Commençons par un premier niveau de classification, évident: les MOOC sont avant tout des internautes, de la grande famille des « internautidés ». Le Homo Moocus n’est pas nécessairement un autodidacte en puissance. Nombre de ceux qui visitent les MOOC ne sont guère plus que de simples curieux qui ne font qu’explorer la Toile de manière récréative, selon une approche purement hédoniste. Ils ont entendu parler de tel ou tel MOOC, de telle ou telle plate-forme, et ils veulent voir ce qu’il en est. Une part considérable des « inscrits » n’iront pas se connecter à votre cours ou ne feront guère plus qu’ouvrir quelques vidéos pour voir de quoi il retourne. Cette espèce « cryptique », le Homo Moocus navigatorendum, reste très dure à observer dans son milieu naturel dans la mesure où elle ne va presque jamais intervenir dans les forums ni répondre aux enquêtes en ligne. Ces inscriptions sont à interpréter au même titre que des « pages vues ». Heureusement, ce n’est pas le cas de toutes les inscriptions, parce qu’investir 50.000 euros pour avoir 10.000 pages vues (10.000 inscriptions), c’est plutôt vachement discutable comme investissement. C’est l’équivalent d’une semaine de trafic de ce blog, et croyez-moi je n’investis pas 50.000 euros par semaine dans mes billets. En tout cas, cette considération fait que je suis obligé d’aller lire quelques papiers sur les pratiques de navigation des internautes. Et un cadre d’analyse supplémentaire, un !

D’autres internautes, plus rares, viendront ni pour apprendre ni pour surfer, mais avant tout pour rencontrer d’autres personnes et développer leur réseau. Ce sont les Homo Moocus socialendum. Vous pourrez observer cette espèce sympathique nicher au sein des forums de discussion, des réseaux sociaux, à bavarder avec leurs petits camarades. Ils sont plutôt minoritaires au sein des MOOC, mais vu qu’ils sont très présents dans les forums, il y a une forme de biais de détection. Et enfin, nous avons l’espèce qui nous intéresse et qui concentre l’essentiel de nos recherches, c’est le MOOCeur qui vient avec la ferme intention d’apprendre : le Homo Moocus apprendendum. L’internaute qui est venu avec une visée utilitaire : apprendre des choses. Cette sous-espèce peut elle-même se décliner en plusieurs genres plus ou moins interféconds : ceux qui s’inscrivent dans une démarche professionnelle, les Homo Moocus apprendendum laborendi, et ceux qui s’inscrivent davantage dans une démarche plus personnelle, les Homo Moocus apprendendum amateuris (l’équivalent numérique de ces amateurs éclairés que vous pourrez retrouver dans ces conférences grand public). Avant d’aller plus avant, précisons que tous ces individus appartiennent à la même espèce Homo Moocus et que les différents genres sont interféconds. L’Homo Moocus socialendum d’un jour sera Homo Moocus apprendendum laborendi dans un autre cours. Le contexte fait tout. A mes yeux, ce sont ces Homo Moocus apprendendi qui font l’essentiel de la valeur d’un MOOC et qui justifient parfois les investissements consentis.

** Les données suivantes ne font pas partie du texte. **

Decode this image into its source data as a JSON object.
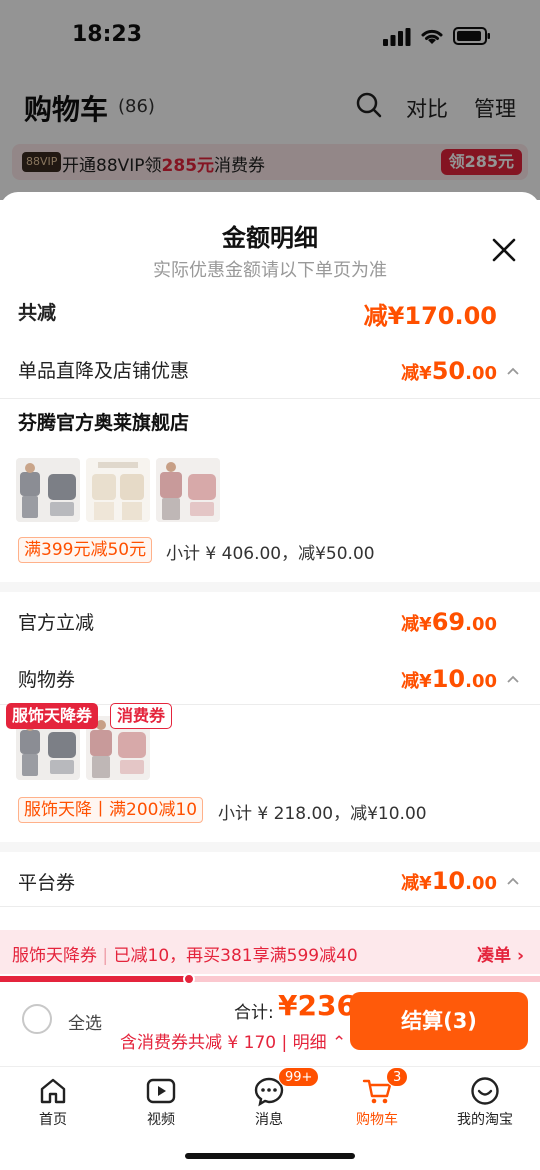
{
  "status_bar": {
    "time": "18:23"
  },
  "header": {
    "title": "购物车",
    "count": "(86)",
    "compare": "对比",
    "manage": "管理"
  },
  "vip_banner": {
    "badge": "88VIP",
    "text_before": "开通88VIP领",
    "highlight": "285元",
    "text_after": "消费券",
    "button": "领285元"
  },
  "sheet": {
    "title": "金额明细",
    "subtitle": "实际优惠金额请以下单页为准",
    "total_reduce": {
      "label": "共减",
      "prefix": "减¥",
      "int": "170",
      "dec": ".00"
    },
    "store_discount": {
      "label": "单品直降及店铺优惠",
      "prefix": "减¥",
      "int": "50",
      "dec": ".00"
    },
    "shop": {
      "name": "芬腾官方奥莱旗舰店",
      "promo": "满399元减50元",
      "subtotal": "小计 ¥ 406.00，减¥50.00"
    },
    "official_reduce": {
      "label": "官方立减",
      "prefix": "减¥",
      "int": "69",
      "dec": ".00"
    },
    "shopping_coupon": {
      "label": "购物券",
      "prefix": "减¥",
      "int": "10",
      "dec": ".00",
      "promo": "服饰天降丨满200减10",
      "subtotal": "小计 ¥ 218.00，减¥10.00"
    },
    "platform_coupon": {
      "label": "平台券",
      "prefix": "减¥",
      "int": "10",
      "dec": ".00"
    }
  },
  "coupon_tags": {
    "tag_a": "服饰天降券",
    "tag_b": "消费券"
  },
  "coupon_bar": {
    "name": "服饰天降券",
    "message": "已减10，再买381享满599减40",
    "link": "凑单",
    "progress": 0.35
  },
  "checkout": {
    "select_all": "全选",
    "total_label": "合计:",
    "total_value": "¥236",
    "discount_text": "含消费券共减 ¥ 170",
    "detail_link": "明细",
    "button": "结算(3)"
  },
  "tabbar": {
    "items": [
      {
        "label": "首页",
        "icon": "home-icon"
      },
      {
        "label": "视频",
        "icon": "video-icon"
      },
      {
        "label": "消息",
        "icon": "message-icon",
        "badge": "99+"
      },
      {
        "label": "购物车",
        "icon": "cart-icon",
        "badge": "3",
        "active": true
      },
      {
        "label": "我的淘宝",
        "icon": "profile-icon"
      }
    ]
  },
  "colors": {
    "accent": "#ff5000",
    "coupon_red": "#e4243c"
  }
}
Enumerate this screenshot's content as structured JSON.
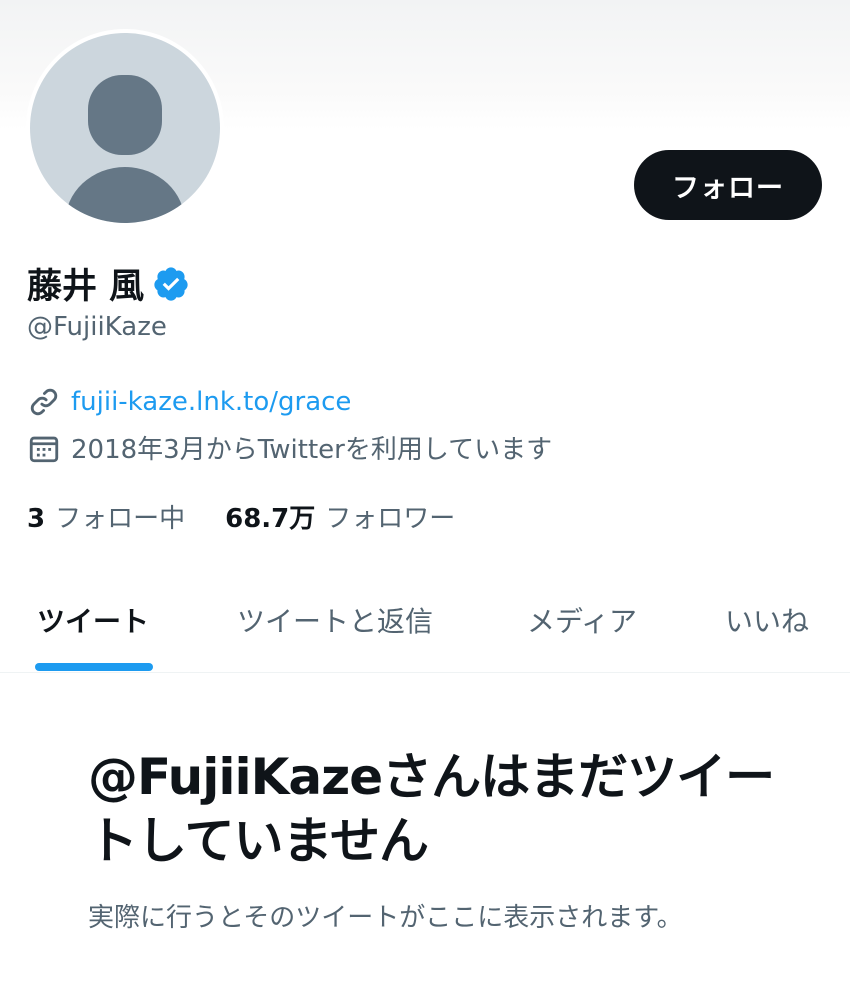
{
  "profile": {
    "display_name": "藤井 風",
    "handle": "@FujiiKaze",
    "link": "fujii-kaze.lnk.to/grace",
    "joined": "2018年3月からTwitterを利用しています",
    "following_count": "3",
    "following_label": "フォロー中",
    "followers_count": "68.7万",
    "followers_label": "フォロワー"
  },
  "actions": {
    "follow_label": "フォロー"
  },
  "tabs": [
    {
      "label": "ツイート",
      "active": true
    },
    {
      "label": "ツイートと返信",
      "active": false
    },
    {
      "label": "メディア",
      "active": false
    },
    {
      "label": "いいね",
      "active": false
    }
  ],
  "empty_state": {
    "title": "@FujiiKazeさんはまだツイートしていません",
    "subtitle": "実際に行うとそのツイートがここに表示されます。"
  },
  "colors": {
    "accent": "#1d9bf0",
    "text_primary": "#0f1419",
    "text_secondary": "#536471",
    "avatar_bg": "#ccd6dd",
    "avatar_fg": "#657786"
  },
  "icons": [
    "verified-badge-icon",
    "link-icon",
    "calendar-icon"
  ]
}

On pourrait aller beaucoup plus loin dans notre travail de classification (et d’ailleurs on va le faire dans les mois qui viennent), mais arrêtons-nous là pour aujourd’hui. Avec le recul, la littérature sur la classification d’apprenants ne m’a pas été d’un grand secours. En revanche, il existe une littérature vieille de plus d’un demi-siècle sur les motivations des adultes pour s’inscrire en formation. J’ai déterré récemment des textes des années 70 (Carp, Boshier & co) tapés à la machine à écrire, mais qui apportent au phénomène MOOC un éclairage particulièrement intéressant. Les enquêtes portaient sur des cours du soir essentiellement, suivis pour des raisons professionnelles ou par intérêt personnelles. Certes, les MOOC sont un format particulier, mais dans le fond ne représentent-ils pas justement l’incarnation de ces velléités de formation que l’on étudie depuis plus de cinquante ans ? Rah, fichtre, et moi qui m’était juré de ne pas me laisser aspirer par le cadre d’analyse de la formation des adultes pour rester raisonnable. Tant pis, il va falloir que je creuse aussi dans cette direction ! Moi qui était en période de convergence et qui voulait en finir avec la biblio, c’est raté ! Mon Dieu, mais vais-je terminer cette thèse un jour ?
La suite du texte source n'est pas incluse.